Sheldon Adelson has been good to Newt Gingrich.
Sheldon Adelson REUTERS

Casino magnate Sheldon Adelson may have poured as much as $150 million into the 2012 election, according to a report in the Huffington Post.

The conservative Adelson played an outsize role in the election, with generous donations to candidates of his choice. A longtime Newt Gingrich backer, Adelson and his family helped sustain the former Speaker of the House’s campaign with more than $20 million to a pro-Gingrich Super PAC. After Gingrich bowed out, Adelson transferred his support to Mitt Romney, saying he was above all focused on denying President Obama a second term.

At the time, reports circulated that Adelson was prepared to lavish $100 million on that goal. But he may have exceeded even that titanic sum.

According to two anonymous Republican fundraisers, Adelson sent tens of millions to outside entities that were able to play a powerful role in the election thanks to a Supreme Court ruling that lifted limits on donations to third-party groups.

That includes between $30 million and $40 million to Crossroads GPS, a brainchild of GOP master strategist Karl Rove; at least $15 million to organizations tied to the billionaire industrialists Charles and David Koch, who have spent heavily to promote a limited government, low-tax philosophy; and millions more to the U.S. Chamber of Commerce and the Republican Jewish Coalition.

All of those groups are designated as nonprofits, which means they are overseen by the Internal Revenue Service and do not have to disclose their donors.

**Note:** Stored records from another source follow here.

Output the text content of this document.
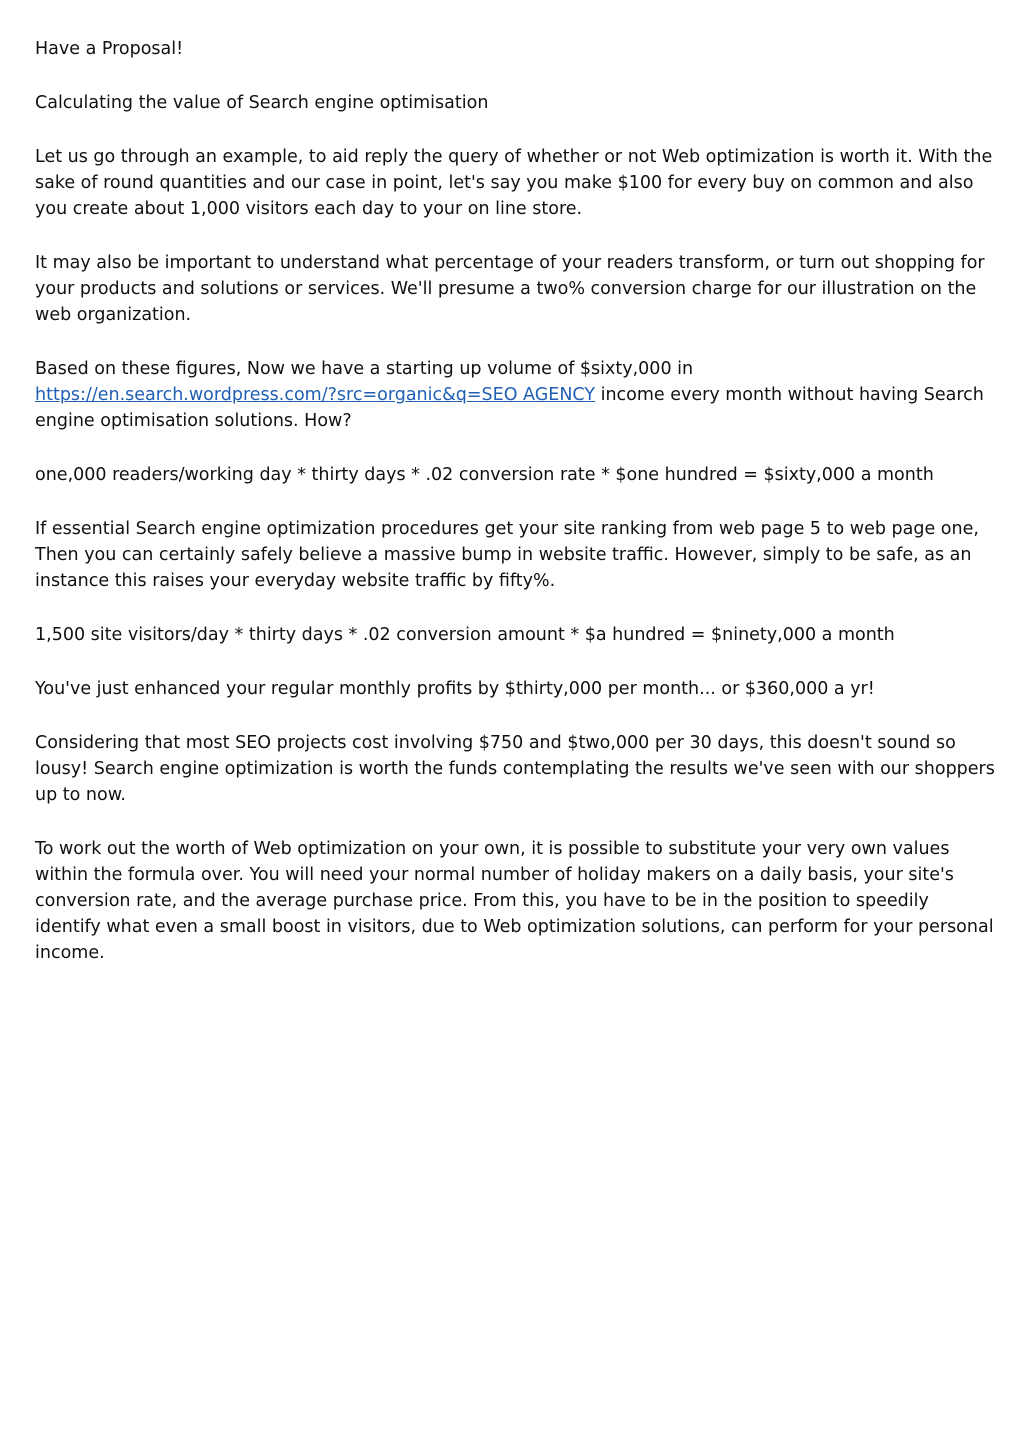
Have a Proposal!

Calculating the value of Search engine optimisation

Let us go through an example, to aid reply the query of whether or not Web optimization is worth it. With the sake of round quantities and our case in point, let's say you make $100 for every buy on common and also you create about 1,000 visitors each day to your on line store.

It may also be important to understand what percentage of your readers transform, or turn out shopping for your products and solutions or services. We'll presume a two% conversion charge for our illustration on the web organization.

Based on these figures, Now we have a starting up volume of $sixty,000 in https://en.search.wordpress.com/?src=organic&q=SEO AGENCY income every month without having Search engine optimisation solutions. How?

one,000 readers/working day * thirty days * .02 conversion rate * $one hundred = $sixty,000 a month

If essential Search engine optimization procedures get your site ranking from web page 5 to web page one, Then you can certainly safely believe a massive bump in website traffic. However, simply to be safe, as an instance this raises your everyday website traffic by fifty%.

1,500 site visitors/day * thirty days * .02 conversion amount * $a hundred = $ninety,000 a month

You've just enhanced your regular monthly profits by $thirty,000 per month... or $360,000 a yr!

Considering that most SEO projects cost involving $750 and $two,000 per 30 days, this doesn't sound so lousy! Search engine optimization is worth the funds contemplating the results we've seen with our shoppers up to now.

To work out the worth of Web optimization on your own, it is possible to substitute your very own values within the formula over. You will need your normal number of holiday makers on a daily basis, your site's conversion rate, and the average purchase price. From this, you have to be in the position to speedily identify what even a small boost in visitors, due to Web optimization solutions, can perform for your personal income.
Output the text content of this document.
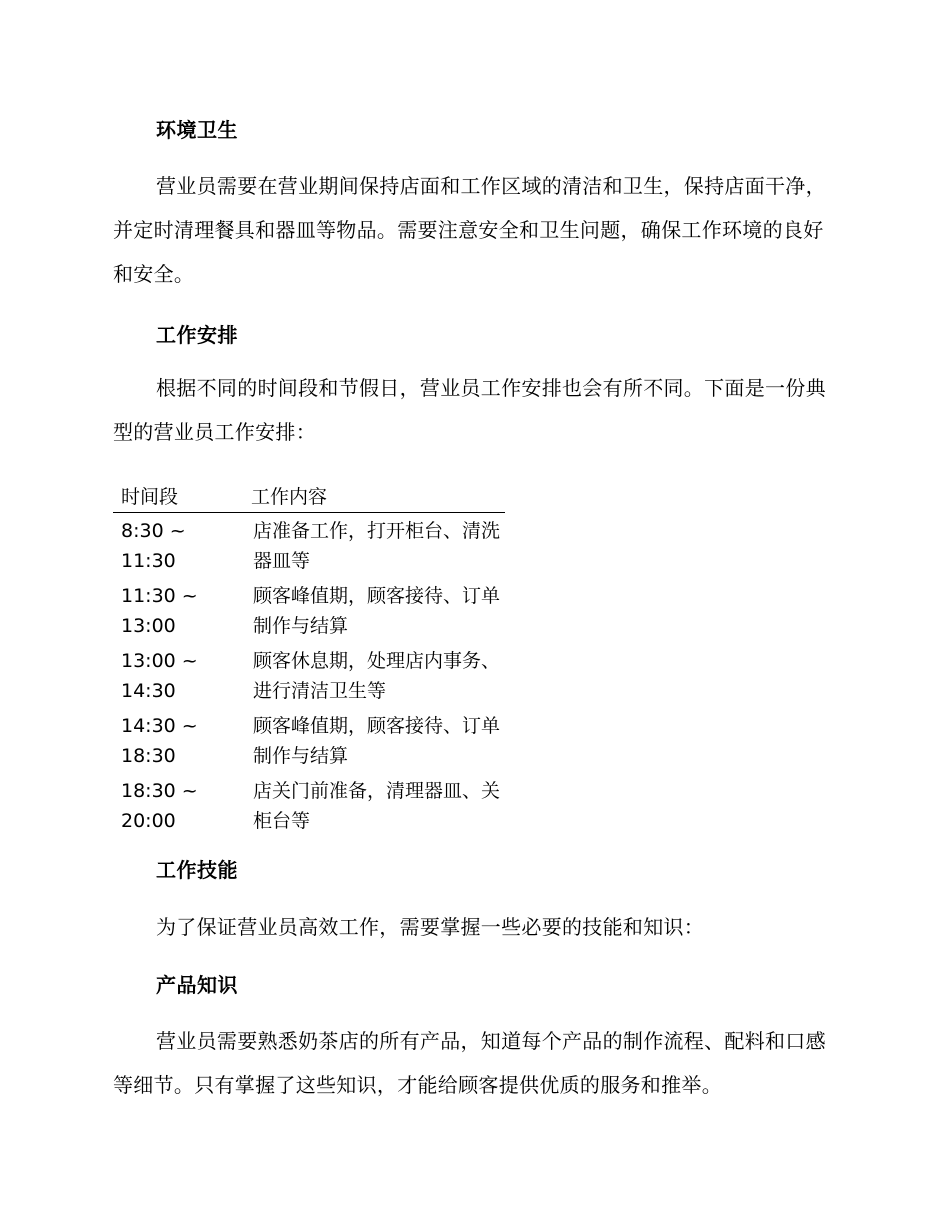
环境卫生

营业员需要在营业期间保持店面和工作区域的清洁和卫生，保持店面干净，并定时清理餐具和器皿等物品。需要注意安全和卫生问题，确保工作环境的良好和安全。

工作安排

根据不同的时间段和节假日，营业员工作安排也会有所不同。下面是一份典型的营业员工作安排：

时间段	工作内容
8:30 ~ 11:30	店准备工作，打开柜台、清洗器皿等
11:30 ~ 13:00	顾客峰值期，顾客接待、订单制作与结算
13:00 ~ 14:30	顾客休息期，处理店内事务、进行清洁卫生等
14:30 ~ 18:30	顾客峰值期，顾客接待、订单制作与结算
18:30 ~ 20:00	店关门前准备，清理器皿、关柜台等
工作技能

为了保证营业员高效工作，需要掌握一些必要的技能和知识：

产品知识

营业员需要熟悉奶茶店的所有产品，知道每个产品的制作流程、配料和口感等细节。只有掌握了这些知识，才能给顾客提供优质的服务和推举。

That differs from Super PACs, third-party organizations that can accept infinite amounts of money but have to report their donors and are administered by the Federal Elections Commission (the Obama administration has criticized groups like Crossroads GPS getting the nonprofit label, saying they violate the rules by engaging in political activities).

In addition to his donations to conservative nonprofits, Adelson spent a reported $54 million on Super PACs.

An ardent Zionist, Adelson got intimate access to Romney when the Republican nominee paid a visit to Jerusalem. Adelson was seated next to Romney when a group of high-profile donors attended a breakfast at Jerusalem’s King David hotel, where Romney courted controversy by appearing to endorse the notion that Israel’s prosperous economy was attributable to cultural differences with the Palestinians.

Romney also endorsed the idea of moving the American embassy in Israel from Tel Aviv to Jerusalem, a move Adelson has advocated.